Lelaki itu terlihat lelah dan mengantuk. Beberapa hari ini, ia kejar dan gempur terus koran-koran itu dengan tulisannya, terutama cerita pendek dan puisi. Namun hasilnya selalu nihil. Tak ada karyanya yang dimuat di sana.
Kadang ia merasa putus asa, mengarang mungkin bukan jalan hidupnya. Maksudnya, penghasilan yang cukup tidak dapat ia raih dengan tulisannya. Padahal hidup terus berjalan, dan keluarganya butuh kehidupan yang layak. Ia juga sadar, menjadi pengarang sejati adalah panggilan jiwa. Tanpa mengharap materi, tulisan seseorang akan terlihat jernih dan bernilai lebih. Kalau suatu saat, takdir bisa membuat orang kaya dengan tulisannya, itu adalah berkah dari Yang Maha Kuasa karena hal tersebut.
Tetapi dalam situasi yang serba kekurangan seperti saat ini, siapa yang kuat tak pegang uang dan terus menulis, demikian keluhnya dalam hati.
Pagi itu, dalam kantuk yang luar biasa, ia disergap oleh suara istrinya.
“Bagaimana ini, Mas? Aku sudah mati-matian ikut cari uang, tetapi hasilnya tetap tak cukup. Utangku bertebaran dimana-mana untuk menutup kebutuhan hidup sehari-hari. Kita tidak bisa begini terus, Mas! Kamu harus cari kerja yang bener, berhenti bermimpi dengan tulisan-tulisanmu itu. Kalau tidak….”

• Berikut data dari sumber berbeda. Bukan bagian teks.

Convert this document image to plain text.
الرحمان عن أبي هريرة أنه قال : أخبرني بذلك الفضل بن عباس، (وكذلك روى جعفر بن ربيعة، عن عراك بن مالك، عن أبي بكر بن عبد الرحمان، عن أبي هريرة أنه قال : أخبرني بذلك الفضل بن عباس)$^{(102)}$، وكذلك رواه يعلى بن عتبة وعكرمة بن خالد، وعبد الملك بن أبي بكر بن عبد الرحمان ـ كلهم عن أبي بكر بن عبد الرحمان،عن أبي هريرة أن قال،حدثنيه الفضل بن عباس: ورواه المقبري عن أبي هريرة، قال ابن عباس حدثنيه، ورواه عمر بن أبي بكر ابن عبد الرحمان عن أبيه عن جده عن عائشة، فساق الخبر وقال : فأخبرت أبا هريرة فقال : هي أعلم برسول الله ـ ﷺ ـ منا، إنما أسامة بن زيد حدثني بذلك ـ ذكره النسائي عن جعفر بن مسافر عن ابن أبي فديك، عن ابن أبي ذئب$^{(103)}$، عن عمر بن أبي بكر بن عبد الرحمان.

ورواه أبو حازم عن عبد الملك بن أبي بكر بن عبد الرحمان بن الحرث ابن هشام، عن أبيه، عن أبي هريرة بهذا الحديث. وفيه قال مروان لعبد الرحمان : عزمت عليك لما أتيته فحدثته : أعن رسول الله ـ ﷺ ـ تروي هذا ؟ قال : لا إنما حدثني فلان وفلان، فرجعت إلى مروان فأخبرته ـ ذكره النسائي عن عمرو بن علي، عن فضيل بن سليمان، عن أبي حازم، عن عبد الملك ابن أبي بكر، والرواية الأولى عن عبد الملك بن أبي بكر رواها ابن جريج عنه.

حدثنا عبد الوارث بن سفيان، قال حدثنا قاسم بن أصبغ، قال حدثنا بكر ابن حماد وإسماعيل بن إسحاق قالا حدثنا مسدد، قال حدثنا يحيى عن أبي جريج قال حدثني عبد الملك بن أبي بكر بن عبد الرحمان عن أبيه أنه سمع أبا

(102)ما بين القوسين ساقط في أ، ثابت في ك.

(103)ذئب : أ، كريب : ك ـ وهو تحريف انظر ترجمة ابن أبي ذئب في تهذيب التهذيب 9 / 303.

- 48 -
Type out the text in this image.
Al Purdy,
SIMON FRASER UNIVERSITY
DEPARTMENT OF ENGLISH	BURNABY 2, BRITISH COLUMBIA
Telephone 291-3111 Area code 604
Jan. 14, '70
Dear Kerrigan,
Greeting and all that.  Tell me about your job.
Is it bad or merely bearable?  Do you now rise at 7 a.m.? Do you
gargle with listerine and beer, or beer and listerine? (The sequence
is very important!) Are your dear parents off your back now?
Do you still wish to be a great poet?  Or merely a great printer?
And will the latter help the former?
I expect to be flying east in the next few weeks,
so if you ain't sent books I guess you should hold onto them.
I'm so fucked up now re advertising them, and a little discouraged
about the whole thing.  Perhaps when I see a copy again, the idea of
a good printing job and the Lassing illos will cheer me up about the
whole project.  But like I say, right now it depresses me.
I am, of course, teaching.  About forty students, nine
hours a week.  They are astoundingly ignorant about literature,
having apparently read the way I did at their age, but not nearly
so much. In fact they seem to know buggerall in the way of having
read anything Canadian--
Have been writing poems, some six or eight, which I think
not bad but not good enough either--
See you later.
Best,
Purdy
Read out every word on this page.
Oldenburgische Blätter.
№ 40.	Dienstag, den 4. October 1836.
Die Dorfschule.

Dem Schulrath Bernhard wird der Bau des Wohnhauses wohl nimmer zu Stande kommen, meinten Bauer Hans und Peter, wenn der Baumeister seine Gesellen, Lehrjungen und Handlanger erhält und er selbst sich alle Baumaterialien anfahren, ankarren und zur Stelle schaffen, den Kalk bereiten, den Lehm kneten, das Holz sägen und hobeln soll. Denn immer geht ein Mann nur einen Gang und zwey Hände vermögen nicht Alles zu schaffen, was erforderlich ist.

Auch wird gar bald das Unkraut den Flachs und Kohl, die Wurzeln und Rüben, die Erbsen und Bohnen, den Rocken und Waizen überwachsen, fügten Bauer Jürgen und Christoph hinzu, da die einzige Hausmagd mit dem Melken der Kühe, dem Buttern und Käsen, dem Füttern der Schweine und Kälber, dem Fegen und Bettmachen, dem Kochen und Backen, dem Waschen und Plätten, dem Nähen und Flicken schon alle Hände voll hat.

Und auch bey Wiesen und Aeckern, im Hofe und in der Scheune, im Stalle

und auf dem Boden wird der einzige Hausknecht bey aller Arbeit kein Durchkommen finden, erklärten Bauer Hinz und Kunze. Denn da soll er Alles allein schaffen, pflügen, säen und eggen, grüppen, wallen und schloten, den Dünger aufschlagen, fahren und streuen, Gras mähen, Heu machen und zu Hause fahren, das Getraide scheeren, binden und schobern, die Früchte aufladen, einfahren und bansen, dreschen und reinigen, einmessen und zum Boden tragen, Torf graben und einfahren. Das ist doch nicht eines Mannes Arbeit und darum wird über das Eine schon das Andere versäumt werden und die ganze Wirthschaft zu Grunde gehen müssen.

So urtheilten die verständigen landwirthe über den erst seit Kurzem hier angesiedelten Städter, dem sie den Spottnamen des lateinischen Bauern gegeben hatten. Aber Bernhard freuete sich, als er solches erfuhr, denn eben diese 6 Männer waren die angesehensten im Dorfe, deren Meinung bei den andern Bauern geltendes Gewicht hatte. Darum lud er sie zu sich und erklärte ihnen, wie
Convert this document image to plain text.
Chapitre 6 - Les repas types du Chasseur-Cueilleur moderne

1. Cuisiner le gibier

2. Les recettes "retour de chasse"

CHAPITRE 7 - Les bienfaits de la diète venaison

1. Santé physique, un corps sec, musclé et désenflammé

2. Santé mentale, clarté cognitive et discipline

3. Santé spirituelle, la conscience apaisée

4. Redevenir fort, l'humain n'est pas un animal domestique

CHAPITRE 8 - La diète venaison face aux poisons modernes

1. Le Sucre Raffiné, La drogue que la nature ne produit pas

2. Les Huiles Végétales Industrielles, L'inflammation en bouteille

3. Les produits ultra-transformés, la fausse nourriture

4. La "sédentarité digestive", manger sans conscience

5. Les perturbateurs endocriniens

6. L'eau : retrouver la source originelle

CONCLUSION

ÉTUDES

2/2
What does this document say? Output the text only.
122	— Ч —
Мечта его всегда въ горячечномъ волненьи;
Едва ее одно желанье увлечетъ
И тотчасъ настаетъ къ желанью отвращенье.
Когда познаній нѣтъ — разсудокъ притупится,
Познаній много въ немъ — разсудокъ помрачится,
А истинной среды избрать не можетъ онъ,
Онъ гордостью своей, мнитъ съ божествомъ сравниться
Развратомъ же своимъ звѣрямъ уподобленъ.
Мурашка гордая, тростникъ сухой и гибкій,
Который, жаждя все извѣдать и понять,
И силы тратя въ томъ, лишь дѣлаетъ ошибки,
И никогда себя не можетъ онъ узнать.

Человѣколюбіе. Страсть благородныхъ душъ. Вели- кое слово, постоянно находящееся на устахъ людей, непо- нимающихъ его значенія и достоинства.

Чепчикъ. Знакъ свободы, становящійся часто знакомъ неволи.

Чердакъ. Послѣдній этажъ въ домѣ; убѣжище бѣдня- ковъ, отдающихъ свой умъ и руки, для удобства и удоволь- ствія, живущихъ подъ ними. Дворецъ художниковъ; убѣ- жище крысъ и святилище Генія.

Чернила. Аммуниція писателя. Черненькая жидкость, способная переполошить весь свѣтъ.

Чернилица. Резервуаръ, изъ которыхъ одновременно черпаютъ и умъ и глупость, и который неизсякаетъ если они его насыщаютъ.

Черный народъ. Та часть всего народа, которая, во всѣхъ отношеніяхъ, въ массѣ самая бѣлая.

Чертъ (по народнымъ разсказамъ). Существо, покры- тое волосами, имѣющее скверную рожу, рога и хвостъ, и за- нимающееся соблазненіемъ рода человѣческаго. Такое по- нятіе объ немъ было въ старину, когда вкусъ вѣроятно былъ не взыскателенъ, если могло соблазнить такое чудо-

“Kalau tidak apa? Kamu mau meninggalkanku? Begitu?!”
“Ah, kamu memang sulit kalau diajak bicara. Aku tak tahu harus berbuat apa lagi untuk menyadarkanmu!”
Istrinya berlalu dengan segala keluh kesah dari mulutnya.
Lelaki itu sebenarnya kasihan dengan istrinya. Perempuan itu dulu terlihat cantik dan segar sebelum kawin dengan dirinya. Beban hidup membuatnya tidak merawat diri dan terlihat tua dari umurnya. Apalagi setelah dua orang anaknya lahir, penampilan fisik sudah jauh dari pikirannya.
Lelaki itu juga tahu, istrinya tak mungkin meninggalkannya. Kesetiaannya selama ini sudah membuktikan itu semua. Kadang ia menangis dalam hati, tak bisa memberikan kebahagiaan kepada anak dan istrinya. Mereka menjadi korban idealismenya yang tak pernah surut dari waktu ke waktu.
Astaga! Tiba-tiba ia ingat bahwa ini hari Minggu. Entah mengapa ia bisa lupa dengan hari ini, padahal Hari Minggu adalah hari yang selalu dinanti-nantikannya. Hari yang membuat harapannya kembali menyala, namun tiba-tiba bisa redup kembali dan membuat seluruh tubuhnya terasa lunglai. Ya, Hari Minggu adalah hari dimuatnya rubrik sastra pada banyak koran dan media lainnya. Dan ia pun harap-harap cemas, apakah tulisannya kali ini akan dimuat.
Segera ia bergegas ke warnet dekat rumahnya. Lelaki itu akan mengecek kabar pemuatan karya sastra lewat internet. Seandainya ia punya gawai untuk melakukan itu, tentu tidak harus bersusah payah seperti ini.
Lelaki itu mengamati dengan jeli tiap info pemuatan karya sastra dari anggota grup yang mereka posting dalam komentar-komentar di grup sastra facebook yang diikutinya. Mendadak hatinya berdegup kencang, matanya berbinar-binar. Ia melihat namanya tertera berkali-kali disana. Cerpen dan puisinya dimuat di banyak media hari ini. Ia tak menggubris begitu banyak komentar miring tentang dirinya di komentar-komentar itu selanjutnya. Yang terbayang dalam pikirannya adalah bahwa ia bisa membeli beras, melunasi uang kontrakan dan mencukupi kebutuhan sekolah anak-anaknya. Dan tentu saja, membuat istrinya bisa tersenyum, sesuatu yang lama tak dilihatnya.
Lelaki itu sadar, mungkin namanya akan hilang sementara waktu atau selamanya dari rubrik sastra di Hari Minggu. Karya-karyanya telah dimuat ganda, sesuatu yang menjadi polemik berkepanjangan selama ini. Namun sebagai pengarang, ia tidak bisa berbuat lain, selain mengirim banyak karya ke berbagai tempat dan kemungkinan bakal dimuat ganda, bila terdesak dengan kebutuhan yang makin menghimpit setiap hari. Toh ia tidak pernah menjiplak karya orang lain!